That is, getting excited between the pages of a magazine
Until a decade ago the world was full of them. Patinated or not, beautiful or not, but all exciting, all to be kept hidden among the clothes in a drawer or under the mattress, all to be pulled out when needed, accompanied by that thrill of shame, excitement and fear of being discovered, or by spin among friends in the first erotic adolescent grins.
Almost the exclusive prerogative of the male sex, those of erotic magazines it's a world that made porn history. Only minimally supplanted by VHS, but devastated by the prêt-à-porter porn of the internet galaxy, the lustful sector of the erotic magazine was born immediately after the First World War and was definitively cleared by that genius of Hugh Hefner who in the 1950s last century with his "Playboy" becomes the progenitor of the genre, so much so that it survives to the present day. In the middle is history with a capital S: there are gender struggles and the sexual revolution, aggressive marketing and communication that, chameleonic, changes skin according to the era. But above all there is the technology that overturns everything in twenty years, giving us entire worlds of porn, from PornHub to YouPorn via XNXX, but taking away him, the porn magazine to hide from our mother.
The world of indiemags welcomes its bevy of magazines all dedicated to eroticism. With photographs halfway between art and fashion, magazines like Carnal, Extra Extra, Fluffer and others you can find WHO, redefine the boundaries of erotic publication and excite all the senses, starting from the trained eye in search of beauty.

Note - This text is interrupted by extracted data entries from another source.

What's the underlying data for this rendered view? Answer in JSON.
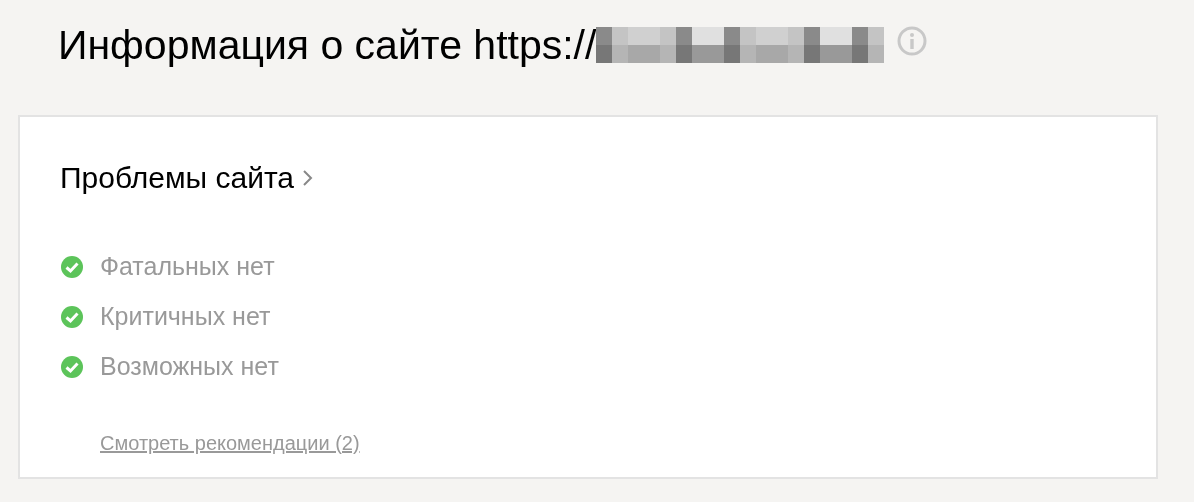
{
  "title": "Информация о сайте https://",
  "problems": {
    "heading": "Проблемы сайта",
    "items": [
      {
        "text": "Фатальных нет",
        "ok": true
      },
      {
        "text": "Критичных нет",
        "ok": true
      },
      {
        "text": "Возможных нет",
        "ok": true
      }
    ],
    "link": "Смотреть рекомендации (2)"
  }
}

One of the most interesting projects in this sense is Bones, onomatopoeic transposition of one of the most classic moans emitted between the sheets, and among its pages soaked in fluorescent ink, pushy but sensual photos and psychedelic textures, there is something to get lost in sighs. "In each issue a dirty story from worlds that we hope really exist and the photos taken by someone you would like to know you", reads the back cover of the three issues published so far. We chatted with its founder, Alice Sconajenghi, to find out how it came to her mind, in an era in which the internet has sent the publishing and author porn sectors into crisis, to create an erotic fanzine. .
Alice, first of all we would like from you a straightforward definition of Ossì?
Ossì is a well done porn magazine, that was the intention.
Why was Ossì born?
I don't know if it is understood by you too, but for us girls of the 90s the world of porn magazines was not accessible, it was something you barely crossed paths with, perhaps secretly in the park with friends, but you could not own. Here, I wanted to have one, but even if I wanted there was no way unless someone was able to steal it from the older brothers. However, something truly distant remained, not made for us, forbidden. Growing up, since these blessed porn magazines so desired are no longer on newsstands, I decided to create one myself. Then it must be said that I have always liked erotic fiction, on which I also did my graduation thesis, and I am sorry to see it relegated to the romance novel that often adopts a terrible, stereotyped and not at all exciting language. Behind Ossì there is first of all a literary dignity, no "precious nectar" and vigorous member "to the fifty shades so to speak.
Each issue of Ossì contains a story, author's photos, artwork and a playlist to enrich the whole. How do you choose photos and stories?That's right, in each issue there is a story that we commission from a writer or a writer who does not deal with this genre, who we ask to experiment with porn. Starting from the story we are looking for photos and a photographer who seems to us more in line with the story, even if the photos do not have a didactic relationship with the text, that is, they do not describe the story, but have a life of their own. Then there are the artworks made with archive photos by our art director Francesca Pignataro. We are openly inspired by the porn magazines of the 70s which, by rummaging through the archives, we found to be really super pop, ironic and well done.
Ossì is not a simple magazine. With its somewhat underground style, offset printing, the strong smell of ink, it is so aesthetically beautiful and engaging on a sensorial level that it elevates itself to an object of art and a collection. In short, the content almost takes a back seat. Do you believe that this way of publishing, far from rotogravure and commercial magazines, can bring new life to the sector?
This care and attention is certainly the way to save valid content from the sea magnum of the internet in which all the contents are leveled and flattened. Paper is almost a raft on which you take those things that deserve to be saved up. I don't know if it will save publishing, but it is certainly a good path.